Scott Satterfield, who was part of three national
championships and six Southern Conference titles as a player and coach
at Appalachian State University, returned to Appalachian as assistant
head coach, offensive coordinator and quarterbacks coach on Jan. 4,
Satterfield, who spent 15 seasons at ASU as a player (1992-95) and coach
(1998-2008), returns after three years away from his alma mater. He
left Appalachian to be the passing game coordinator and quarterbacks
coach at Toledo in 2009 before spending the last two seasons as the
offensive coordinator at Florida International. He is the first coach to
hold the title of assistant head coach in Moore's 23 years at
Appalachian and the Mountaineers' first official offensive coordinator
since Rob Best held the title from 1989-2002.
In Satterfield's only season at Toledo, the Rockets ranked 20th
nationally in passing (278.5 yards per game) and 14th in total offense
(438.3 ypg), averages that were 89 and 104 yards better than the season
prior to his arrival. In two seasons at Florida International,
Satterfield helped lead the Golden Panthers to the first two bowl
appearances in school history, including a victory over Toledo in the
2010 Little Ceasars Bowl. After going 3-9 and averaging 321 yards of
offense the year prior to his arrival, FIU won 15 games and averaged 380
yards in Satterfield's two seasons as offensive coordinator.

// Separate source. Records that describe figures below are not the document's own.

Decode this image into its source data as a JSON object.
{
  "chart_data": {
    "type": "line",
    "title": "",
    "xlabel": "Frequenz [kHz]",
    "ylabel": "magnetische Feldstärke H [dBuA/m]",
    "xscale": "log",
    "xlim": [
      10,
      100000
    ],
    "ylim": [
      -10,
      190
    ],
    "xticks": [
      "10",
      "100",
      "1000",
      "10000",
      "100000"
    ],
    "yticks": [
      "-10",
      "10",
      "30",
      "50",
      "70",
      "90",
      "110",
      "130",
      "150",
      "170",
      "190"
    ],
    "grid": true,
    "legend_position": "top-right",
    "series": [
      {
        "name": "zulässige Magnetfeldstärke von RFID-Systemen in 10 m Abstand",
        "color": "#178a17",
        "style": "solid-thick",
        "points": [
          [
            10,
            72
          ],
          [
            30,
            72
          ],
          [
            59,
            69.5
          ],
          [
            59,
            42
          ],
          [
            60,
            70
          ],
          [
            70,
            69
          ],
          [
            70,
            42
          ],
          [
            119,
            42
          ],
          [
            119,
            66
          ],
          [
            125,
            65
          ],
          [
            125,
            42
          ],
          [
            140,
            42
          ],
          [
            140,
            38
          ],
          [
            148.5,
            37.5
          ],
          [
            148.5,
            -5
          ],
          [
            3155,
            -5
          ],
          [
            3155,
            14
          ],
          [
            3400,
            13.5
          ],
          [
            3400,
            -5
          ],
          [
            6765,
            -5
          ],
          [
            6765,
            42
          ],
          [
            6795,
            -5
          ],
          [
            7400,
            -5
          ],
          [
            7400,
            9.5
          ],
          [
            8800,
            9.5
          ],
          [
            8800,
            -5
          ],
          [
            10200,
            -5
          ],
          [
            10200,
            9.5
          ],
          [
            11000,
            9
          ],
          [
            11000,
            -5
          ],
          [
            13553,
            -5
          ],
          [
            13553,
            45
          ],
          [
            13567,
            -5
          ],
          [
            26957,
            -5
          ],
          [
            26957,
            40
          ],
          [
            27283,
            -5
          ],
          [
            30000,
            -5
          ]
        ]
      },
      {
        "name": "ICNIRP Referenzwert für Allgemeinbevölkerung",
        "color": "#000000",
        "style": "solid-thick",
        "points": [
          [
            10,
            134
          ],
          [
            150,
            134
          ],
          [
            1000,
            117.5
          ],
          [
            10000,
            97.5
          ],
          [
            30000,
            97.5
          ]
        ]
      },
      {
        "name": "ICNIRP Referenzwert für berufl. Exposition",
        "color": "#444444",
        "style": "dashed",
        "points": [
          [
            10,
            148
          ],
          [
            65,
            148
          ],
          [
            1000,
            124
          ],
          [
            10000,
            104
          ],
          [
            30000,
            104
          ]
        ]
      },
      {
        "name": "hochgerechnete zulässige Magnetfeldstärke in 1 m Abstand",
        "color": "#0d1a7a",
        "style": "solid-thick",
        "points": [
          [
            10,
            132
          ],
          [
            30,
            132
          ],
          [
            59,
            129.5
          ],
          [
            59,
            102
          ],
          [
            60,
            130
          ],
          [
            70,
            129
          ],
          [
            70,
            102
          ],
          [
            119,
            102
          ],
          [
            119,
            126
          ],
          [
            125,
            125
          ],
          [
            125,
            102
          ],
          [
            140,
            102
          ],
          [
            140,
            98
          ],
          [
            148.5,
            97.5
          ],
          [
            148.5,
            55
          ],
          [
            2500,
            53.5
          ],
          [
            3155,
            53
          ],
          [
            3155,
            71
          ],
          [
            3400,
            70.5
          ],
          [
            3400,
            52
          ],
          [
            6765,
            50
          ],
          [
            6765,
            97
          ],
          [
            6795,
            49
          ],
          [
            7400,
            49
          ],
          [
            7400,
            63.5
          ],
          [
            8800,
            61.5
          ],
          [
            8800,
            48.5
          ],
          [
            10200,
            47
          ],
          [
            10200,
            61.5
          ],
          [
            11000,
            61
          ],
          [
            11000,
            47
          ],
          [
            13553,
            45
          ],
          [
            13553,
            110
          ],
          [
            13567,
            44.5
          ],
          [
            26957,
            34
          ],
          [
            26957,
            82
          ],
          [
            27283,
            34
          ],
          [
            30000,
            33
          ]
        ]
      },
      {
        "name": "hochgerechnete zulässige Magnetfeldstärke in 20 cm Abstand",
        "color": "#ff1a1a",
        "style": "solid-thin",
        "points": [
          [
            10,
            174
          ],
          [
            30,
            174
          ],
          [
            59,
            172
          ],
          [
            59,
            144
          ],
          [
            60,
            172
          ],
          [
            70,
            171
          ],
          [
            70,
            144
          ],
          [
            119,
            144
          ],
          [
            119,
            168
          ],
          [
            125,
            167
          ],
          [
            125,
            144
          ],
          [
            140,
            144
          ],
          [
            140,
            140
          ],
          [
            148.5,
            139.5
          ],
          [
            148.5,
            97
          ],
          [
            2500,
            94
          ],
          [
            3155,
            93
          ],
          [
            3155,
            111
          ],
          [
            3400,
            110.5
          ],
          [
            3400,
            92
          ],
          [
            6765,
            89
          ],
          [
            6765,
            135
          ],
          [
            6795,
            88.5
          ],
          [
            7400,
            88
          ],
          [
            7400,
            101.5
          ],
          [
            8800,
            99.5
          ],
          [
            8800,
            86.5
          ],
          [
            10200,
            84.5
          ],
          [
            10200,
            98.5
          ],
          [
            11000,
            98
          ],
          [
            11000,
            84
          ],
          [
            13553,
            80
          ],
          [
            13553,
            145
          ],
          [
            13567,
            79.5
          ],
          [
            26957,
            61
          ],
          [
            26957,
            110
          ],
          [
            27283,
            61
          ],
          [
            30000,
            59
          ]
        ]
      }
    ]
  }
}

Prior to his three seasons in the NCAA Division I FBS ranks, Satterfield
spent the first 11 seasons of his coaching career at Appalachian,
mentoring the Mountaineers' wide receivers (1998), running backs
(1999-2002) and quarterbacks (2003-08). He was an integral part of ASU's
transition from a power-I to a spread offense in 2004 and the five
record-setting offensive campaigns that followed. With Satterfield
serving as the Mountaineers' primary play-caller, Appalachian ranked
among the nation's top 20 in the five major offensive statistical
categories (scoring, rushing, passing, passing efficiency and total
offense) 17 out of a possible 25 times from 2004-08, highlighted by an
explosive 2007 campaign when ASU led the nation with a school-record
488.3 yards of total offense per game.
As Appalachian's quarterbacks coach, Satterfield also oversaw the
development of the most prolific signal-callers in school history Richie Williams and Armanti Edwards,
coaching both to all-America recognition and being Edwards' mentor for
the first of his back-to-back Walter Payton Awards (NCAA Division I FCS
Player of the Year in 2008). Prior to coaching the Mountaineers'
quarterbacks, Satterfield also mentored a 1,000-yard rusher (Jimmy Watkins 2001) and the 11th-leading rusher in school history (Jerry Beard 2000-02).
As a player at ASU, Satterfield made 27 starts at quarterback from
1992-95. He earned first-team all-conference recognition as a senior in
1995 after passing for 1,461 yards and rushing for 649 more to help lead
the Mountaineers to the only undefeated, untied regular season in
school history (11-0) and a 12-1 final record.
"I'm very excited that Scott is coming back to Appalachian," Moore said.
"We haven't had an offensive coordinator here in quite some time but I
feel comfortable with Scott in that role. He was a terrific player and a
terrific coach here for 15 years and his experience at Toldeo and
Florida International has made him an even better coach today than he
was when he left three years ago. In addition to him being a great
coach, he is an even better man and leader of young men, on and off the
field. It is great to have Scott, Beth, Bryce, Isaac and Alli back at
"My family and I are thrilled for the opportunity to come back home to
Appalachian," Satterfield said. "I am extremely excited to start working
with our 2012 team."
Satterfield, 39, is married to the former Beth Burleson, who, as
Appalachian's women's track and field MVP in 1995, won SoCon titles in
the 55-meter and 400-meter hurdles and was a member of ASU's
conference-championship 4x400-meter relay team. The couple has two sons
(Bryce and Isaac) and a daughter (Alli).